Joanna has been busy packing and traveling this week, so I offered to help. The following was my assignment from her. =) Hopefully you can pass this blog post on to someone who will find it helpful. May God bless you.

Tips on Helping Someone with Environmental Illness

1. Learn to count to 100. Living with EI sufferers takes a lot of patience. There is no way we as caregivers can understand all the environmental reactions and their repercussions. We have to trust that something in the environment is causing symptoms and do what we can to find and eliminate it.

2. Accept the fact that even though you can’t smell something, the smell still exists. EI people have an unusual sense of smell which helps protect them from difficult situations.

3. Maintain a sense of humor. Anytime you can help an ill person laugh, you have helped them get better! Find the humorous aspects of life whenever possible. Be willing to be silly. Find funny movies to watch together. Tell jokes. Sing funny songs—even if you can’t carry a tune!

4. Maintain hope. Some EI people see so many doctors and try so many treatments that they finally just give up. My philosophy was, I’ll listen to and pray about any suggestion. If you let God lead you, He will help you discern which treatments are valid. Certainly we saw some “doctors” who were “quacks.” But we found others who were genuinely helpful. Only God can guide you in this.

5. Discern when to just give advice and when to say, “This treatment is necessary and we will follow it.” Again, this takes prayer and guidance from God. There’s a fine line here. On one hand, when people are very ill, they often don’t have good judgment, and they need someone else to make the decisions. On the other hand, a caregiver must remember not to trample on the personality of the patient.

6. Discern when to give advice and when to be quiet. With EI people, as with spouses, there are times when circumstances are just right to pass on a little advice.
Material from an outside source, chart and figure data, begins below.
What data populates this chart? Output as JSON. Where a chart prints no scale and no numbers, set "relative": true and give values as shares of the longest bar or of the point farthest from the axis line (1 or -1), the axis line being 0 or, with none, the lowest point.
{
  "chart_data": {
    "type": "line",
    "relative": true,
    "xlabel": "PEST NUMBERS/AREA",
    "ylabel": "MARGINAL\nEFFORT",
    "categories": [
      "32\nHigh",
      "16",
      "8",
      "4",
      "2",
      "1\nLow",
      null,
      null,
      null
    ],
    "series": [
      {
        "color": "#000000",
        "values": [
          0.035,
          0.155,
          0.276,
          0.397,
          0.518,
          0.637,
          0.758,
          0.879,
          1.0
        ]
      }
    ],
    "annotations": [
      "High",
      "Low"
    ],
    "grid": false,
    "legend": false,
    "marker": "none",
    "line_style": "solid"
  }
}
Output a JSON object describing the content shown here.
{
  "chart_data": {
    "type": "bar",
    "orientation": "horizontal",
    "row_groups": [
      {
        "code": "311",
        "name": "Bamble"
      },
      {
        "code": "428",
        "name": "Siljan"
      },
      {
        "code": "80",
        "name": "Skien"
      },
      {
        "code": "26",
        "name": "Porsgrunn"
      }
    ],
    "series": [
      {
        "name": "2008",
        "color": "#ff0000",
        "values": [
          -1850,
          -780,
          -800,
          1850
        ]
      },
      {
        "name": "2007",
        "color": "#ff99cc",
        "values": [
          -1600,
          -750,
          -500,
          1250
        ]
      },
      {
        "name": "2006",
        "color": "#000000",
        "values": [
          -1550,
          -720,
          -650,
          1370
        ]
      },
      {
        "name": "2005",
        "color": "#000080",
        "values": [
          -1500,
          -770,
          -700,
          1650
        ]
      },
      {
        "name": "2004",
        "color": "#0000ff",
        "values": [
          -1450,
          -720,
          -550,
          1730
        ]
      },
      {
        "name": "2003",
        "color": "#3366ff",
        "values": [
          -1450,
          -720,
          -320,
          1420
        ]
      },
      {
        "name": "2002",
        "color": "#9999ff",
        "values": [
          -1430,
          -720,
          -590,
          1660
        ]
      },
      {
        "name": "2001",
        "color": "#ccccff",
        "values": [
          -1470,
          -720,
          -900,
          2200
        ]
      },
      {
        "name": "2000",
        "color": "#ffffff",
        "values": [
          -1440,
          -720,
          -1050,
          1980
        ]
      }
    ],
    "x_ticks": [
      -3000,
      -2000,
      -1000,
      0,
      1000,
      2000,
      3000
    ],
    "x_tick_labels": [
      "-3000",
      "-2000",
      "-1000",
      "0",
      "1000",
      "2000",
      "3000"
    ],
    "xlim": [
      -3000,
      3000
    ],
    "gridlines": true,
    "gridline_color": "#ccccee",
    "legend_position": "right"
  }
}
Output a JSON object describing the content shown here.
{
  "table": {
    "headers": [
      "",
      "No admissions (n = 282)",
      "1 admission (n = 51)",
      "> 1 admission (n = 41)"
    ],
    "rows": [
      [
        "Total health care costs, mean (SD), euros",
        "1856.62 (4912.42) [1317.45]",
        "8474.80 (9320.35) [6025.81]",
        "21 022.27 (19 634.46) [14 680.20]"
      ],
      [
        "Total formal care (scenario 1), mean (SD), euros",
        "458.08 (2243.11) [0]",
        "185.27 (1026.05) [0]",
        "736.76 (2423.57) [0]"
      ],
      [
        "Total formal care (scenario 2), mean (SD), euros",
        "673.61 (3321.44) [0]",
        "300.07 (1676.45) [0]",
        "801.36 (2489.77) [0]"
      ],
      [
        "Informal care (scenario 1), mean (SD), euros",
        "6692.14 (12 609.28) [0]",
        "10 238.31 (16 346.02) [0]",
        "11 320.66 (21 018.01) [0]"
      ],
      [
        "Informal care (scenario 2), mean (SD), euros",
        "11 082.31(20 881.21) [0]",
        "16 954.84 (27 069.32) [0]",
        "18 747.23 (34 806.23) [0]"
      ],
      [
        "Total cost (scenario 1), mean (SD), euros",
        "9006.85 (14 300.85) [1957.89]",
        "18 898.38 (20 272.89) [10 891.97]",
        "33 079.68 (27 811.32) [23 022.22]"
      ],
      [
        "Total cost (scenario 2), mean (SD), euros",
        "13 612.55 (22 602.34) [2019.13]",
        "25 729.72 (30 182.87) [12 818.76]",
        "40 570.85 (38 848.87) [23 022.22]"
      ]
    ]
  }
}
Then there are times that are all wrong. You have to wait patiently for the right time when advice is most apt to be accepted. And then, leave the subject alone. Don’t try to convince the person of anything. Give them time to ponder. Pray, and trust God to work. You may be surprised in a few weeks when your EI patient comes up with the idea as though it were perfectly new! Rejoice! God is at work.

7. Give the physical help that’s needed, but no more. It can be tempting to do everything, but your patient is better served by doing as many of their personal chores as possible. Once again, God can guide you in this.

8. When someone is having a “panic attack,” don’t try to use logic to talk them out of it. You can say things like, “Breathe slowly.” Or “Count backwards from 100.” Or whatever your doctor suggests. You cannot help them with reasons why they should just get over it.

9. Realize that some reactions to environmental issues are emotional. If your patient suddenly gets angry or bursts into tears or some other emotional reaction, there is probably an environmental cause. It does help them to realize the cause is environmental and the emotions will pass.

10. Be willing to make lifestyle changes to help your EI patient. If you can’t burn candles or have plants in the house, it’s not the end of the world. Sometimes we have to ask, “How much do I really love this person? Do I love him/her more than I love ______________ “  (Entertaining, having a new couch, flowers on the table, etc.) What we’re really asking is, “Do I love this person more than I love myself?” And once again, it’s only God who gives us this kind of selfless love. Being a caregiver for an EI person does require sacrifices—but then so does anything that is worthwhile.

11. Find things to thank God for. Gratitude is always life-giving.

Summary: I’m sure you noticed that many of these suggestions include, “Pray. Seek guidance from God.” Being in perpetual need of God’s wisdom is a good thing. God wants us to seek Him. He wants to guide us. You can be thankful for that!